Quando giovedì scorso al Palazzo di Vetro è apparso allo “stakeout” dei giornalisti l’ambasciatore inglese Grant per riferire sull’incontro d’urgenza avuto dal CdS sul colpo di stato in Malì, chi scrive ha chiesto al presidente del Consiglio di Siurezza, nelle sue funzioni di capo missione della Gran Bretagna, come si dovessero interpretare le dichiarazioni del suo premier Cameron: è proprio così, Londra ritiene possibile un intervento in Siria anche senza l’autorizzazione dell’ONU?

L’ambasciatore Grant, mentre veniva filmanto anche dalle telecamere dell’ONU, è rimasto per un paio di lunghi secondi interdetto dalla domanda, poi ha preferito non rischiare, dicendo che non avrebbe commentato le dichiarazioni del suo primo ministro. Quando subito dopo la stessa domanda gli è stata riposta da un altro giornalista, Grant ha ripetuto: “Non commento le dichiarazioni del premier inglese”.

Mah, ci rimane il sospetto che le scosse provocate da certe dichiarazioni pubbliche del premier inglese sul ruolo dell’ONU nella crisi siriana siano state ben avvertite all’interno del Palazzo di Vetro e abbiano scosso il Consiglio di Sicurezza che infatti, adesso, come ha detto la scorsa settimana anche il Ministro degli Esteri Italiano Giulio Terzi dopo un incontro a Roma con il suo collega inglese Willliam Hague, sembra più vicino ad approvare una risoluzione sulla Siria.
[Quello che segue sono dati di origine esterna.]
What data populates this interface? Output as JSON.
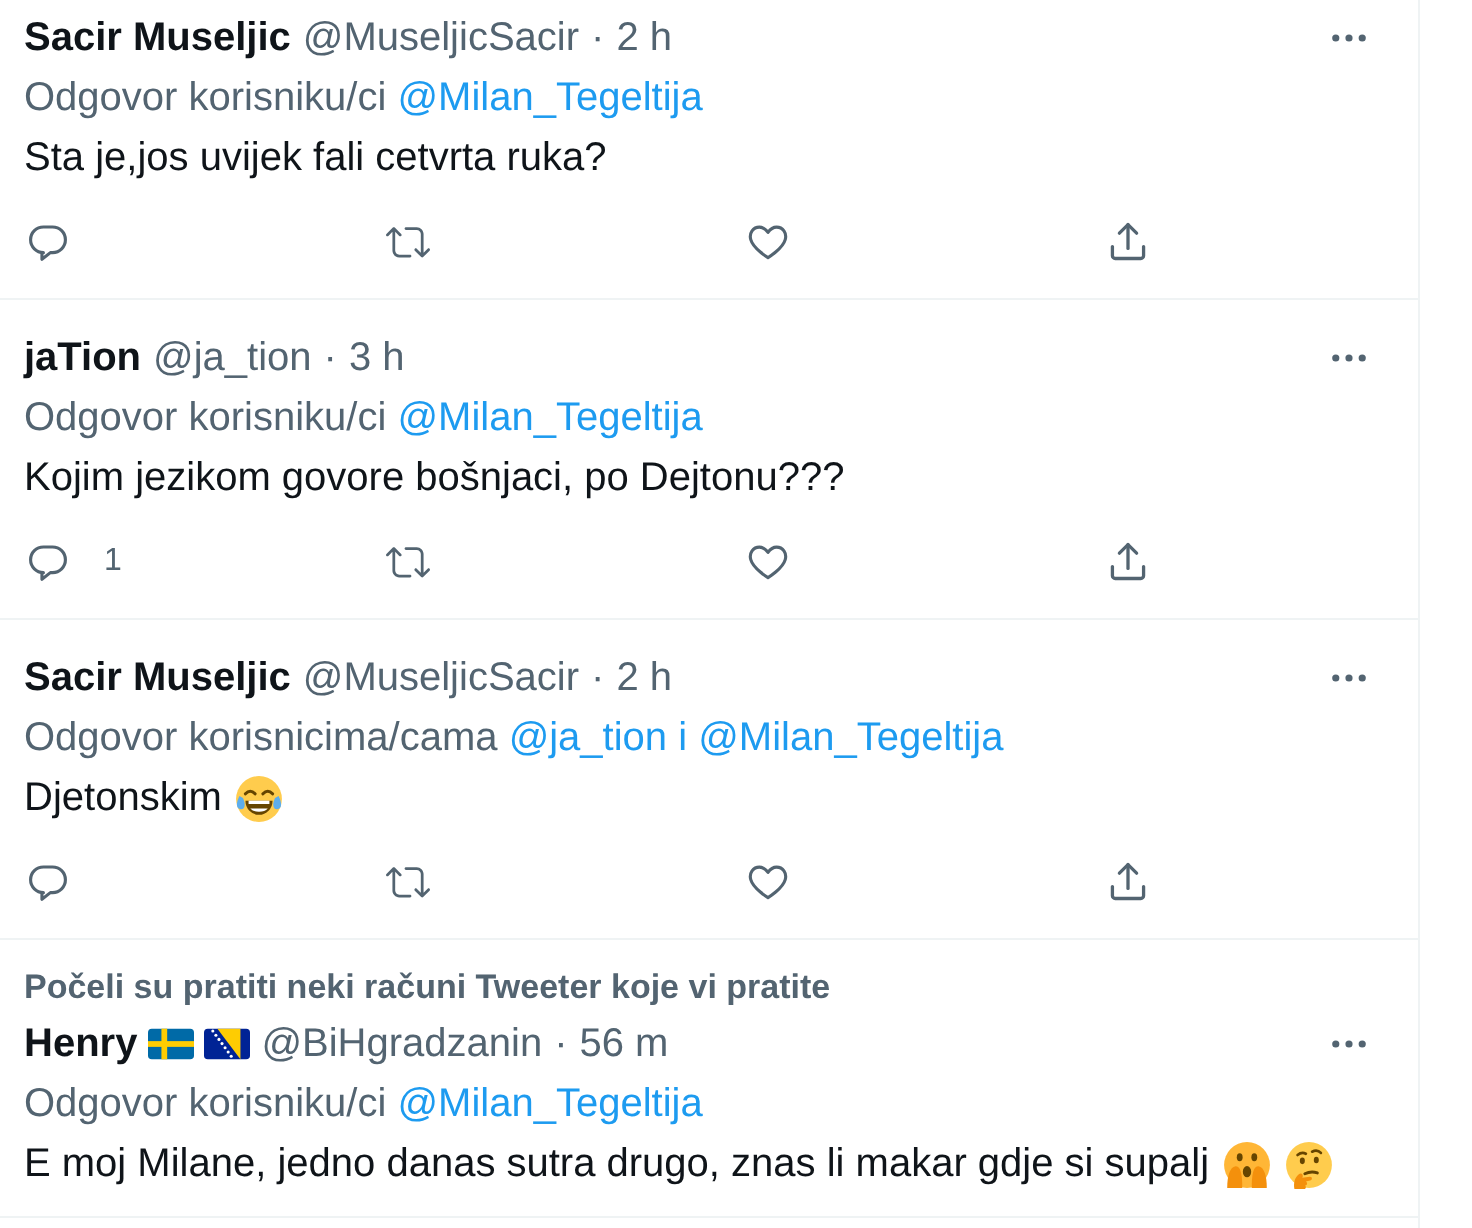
{
  "tweets": [
    {
      "name": "Sacir Museljic",
      "handle": "@MuseljicSacir",
      "separator": "·",
      "time": "2 h",
      "reply_to": {
        "label": "Odgovor korisniku/ci",
        "mentions": [
          "@Milan_Tegeltija"
        ]
      },
      "text": "Sta je,jos uvijek fali cetvrta ruka?",
      "actions": [
        {
          "kind": "reply"
        },
        {
          "kind": "retweet"
        },
        {
          "kind": "like"
        },
        {
          "kind": "share"
        }
      ]
    },
    {
      "name": "jaTion",
      "handle": "@ja_tion",
      "separator": "·",
      "time": "3 h",
      "reply_to": {
        "label": "Odgovor korisniku/ci",
        "mentions": [
          "@Milan_Tegeltija"
        ]
      },
      "text": "Kojim jezikom govore bošnjaci, po Dejtonu???",
      "actions": [
        {
          "kind": "reply",
          "count": "1"
        },
        {
          "kind": "retweet"
        },
        {
          "kind": "like"
        },
        {
          "kind": "share"
        }
      ]
    },
    {
      "name": "Sacir Museljic",
      "handle": "@MuseljicSacir",
      "separator": "·",
      "time": "2 h",
      "reply_to": {
        "label": "Odgovor korisnicima/cama",
        "mentions": [
          "@ja_tion",
          "@Milan_Tegeltija"
        ],
        "joiner": "i"
      },
      "text": "Djetonskim",
      "emojis": [
        {
          "kind": "laughing"
        }
      ],
      "actions": [
        {
          "kind": "reply"
        },
        {
          "kind": "retweet"
        },
        {
          "kind": "like"
        },
        {
          "kind": "share"
        }
      ]
    },
    {
      "context": "Počeli su pratiti neki računi Tweeter koje vi pratite",
      "name": "Henry",
      "flags": [
        {
          "kind": "sweden"
        },
        {
          "kind": "bosnia"
        }
      ],
      "handle": "@BiHgradzanin",
      "separator": "·",
      "time": "56 m",
      "reply_to": {
        "label": "Odgovor korisniku/ci",
        "mentions": [
          "@Milan_Tegeltija"
        ]
      },
      "text": "E moj Milane, jedno danas sutra drugo, znas li makar gdje si supalj",
      "emojis": [
        {
          "kind": "shocked"
        },
        {
          "kind": "thinking"
        }
      ]
    }
  ]
}
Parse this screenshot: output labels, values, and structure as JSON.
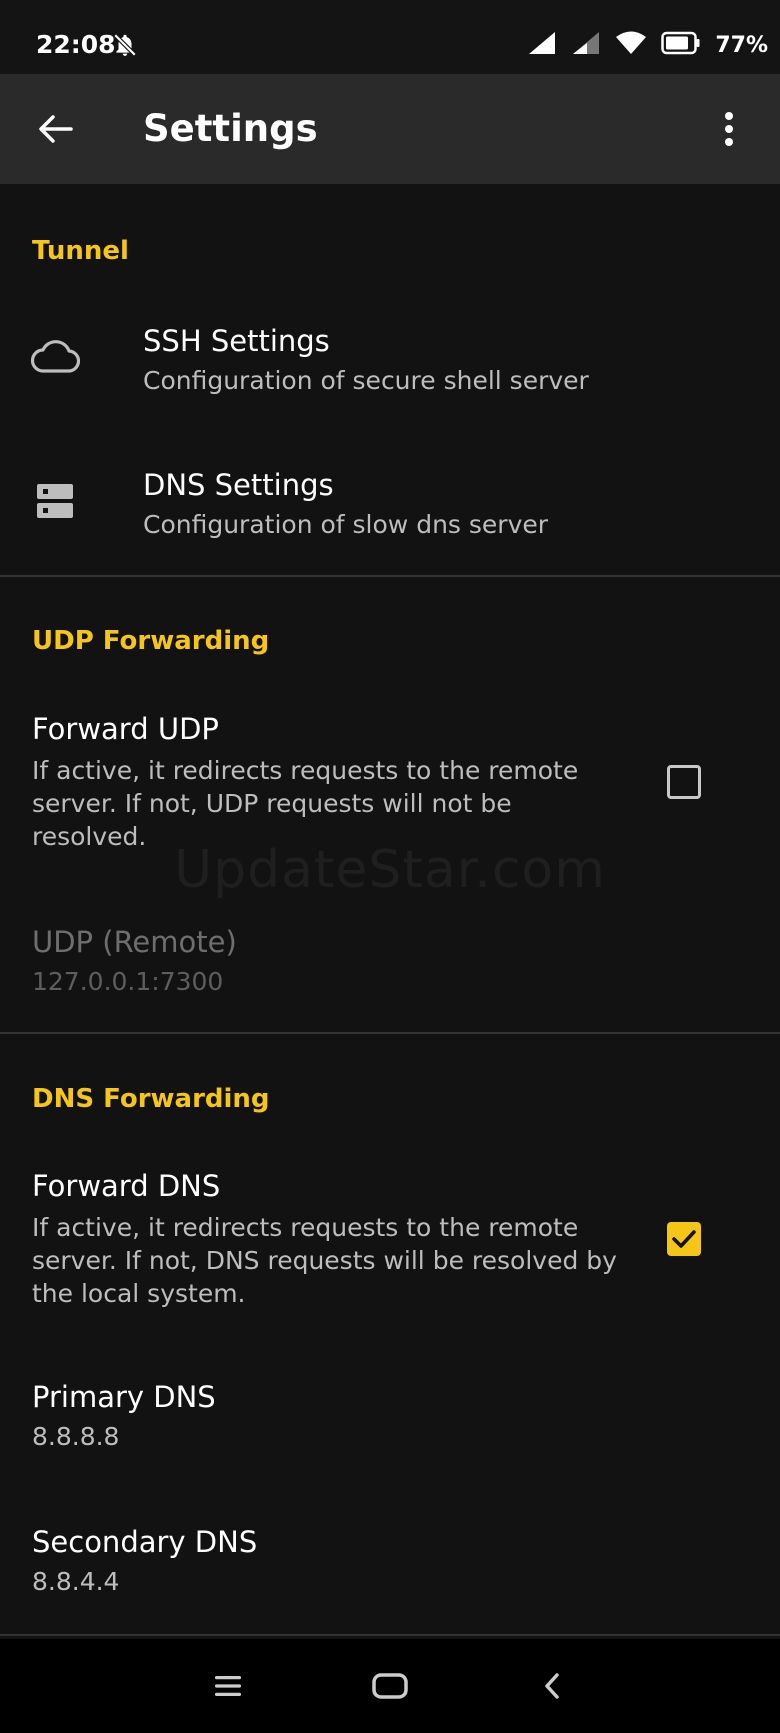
{
  "status_bar": {
    "time": "22:08",
    "battery": "77%"
  },
  "toolbar": {
    "title": "Settings"
  },
  "sections": {
    "tunnel": {
      "header": "Tunnel",
      "ssh": {
        "title": "SSH Settings",
        "subtitle": "Configuration of secure shell server",
        "icon": "cloud-icon"
      },
      "dns": {
        "title": "DNS Settings",
        "subtitle": "Configuration of slow dns server",
        "icon": "dns-server-icon"
      }
    },
    "udp_forwarding": {
      "header": "UDP Forwarding",
      "forward_udp": {
        "title": "Forward UDP",
        "subtitle_line1": "If active, it redirects requests to the remote",
        "subtitle_line2": "server. If not, UDP requests will not be",
        "subtitle_line3": "resolved.",
        "checked": false
      },
      "udp_remote": {
        "title": "UDP (Remote)",
        "value": "127.0.0.1:7300"
      }
    },
    "dns_forwarding": {
      "header": "DNS Forwarding",
      "forward_dns": {
        "title": "Forward DNS",
        "subtitle_line1": "If active, it redirects requests to the remote",
        "subtitle_line2": "server. If not, DNS requests will be resolved by",
        "subtitle_line3": "the local system.",
        "checked": true
      },
      "primary_dns": {
        "title": "Primary DNS",
        "value": "8.8.8.8"
      },
      "secondary_dns": {
        "title": "Secondary DNS",
        "value": "8.8.4.4"
      }
    }
  },
  "watermark": "UpdateStar.com",
  "colors": {
    "accent": "#f5c518",
    "background": "#121212",
    "toolbar": "#2a2a2a"
  }
}
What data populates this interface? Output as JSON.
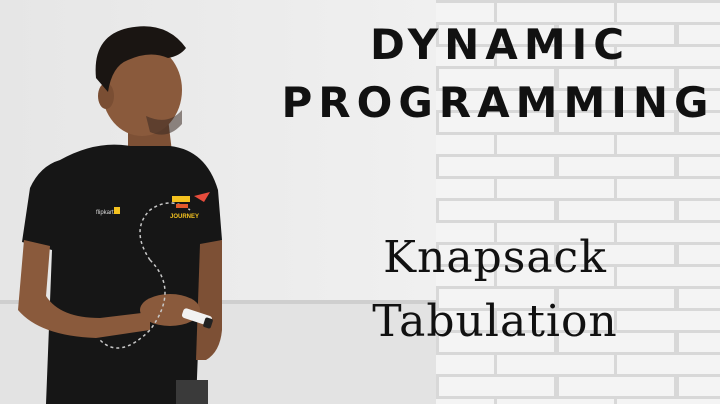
{
  "thumbnail": {
    "title_line1": "DYNAMIC",
    "title_line2": "PROGRAMMING",
    "subtitle_line1": "Knapsack",
    "subtitle_line2": "Tabulation",
    "shirt_brand": "flipkart",
    "shirt_graphic_text": "JOURNEY"
  },
  "colors": {
    "wall_left": "#ececec",
    "brick_wall": "#f3f3f3",
    "brick_mortar": "#d6d6d6",
    "shirt": "#161616",
    "skin": "#8a5a3c",
    "hair": "#1a1512",
    "text": "#111111"
  },
  "icons": [
    "marker-pen-icon",
    "brand-logo-icon"
  ]
}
Abbiano anche notato che quando il Consiglio di Sicurezza ha approvato la dichiarazione presidenziale, l’ambasciatrice Americana Susan Rice non ha fatto alcun intervento davanti ai giornalisti per commentare il documento. Un atteggiamento molto inusuale, anche perché invece gli ambasciatori di Francia, Gran Bretagna, Germania e Russia lo hanno commentato con toni enfatici. Forse a Washingtn quel documento approvato mercoledì è apparso come una perdita di tempo rispetto al maggior peso che un risoluzione del Consiglio di Sicurezza avrebbe avuto?

Comunque se come già sembra, col passare dei giorni la situazione in Siria non cambiasse e se Assad continuerà a scagliare il suo esercito contro i civili, il Consiglio di Sicurezza, come ha detto l’ambasciatore francese Gérard Araud, tornerà a cercare una risoluzione più efficace e pressante.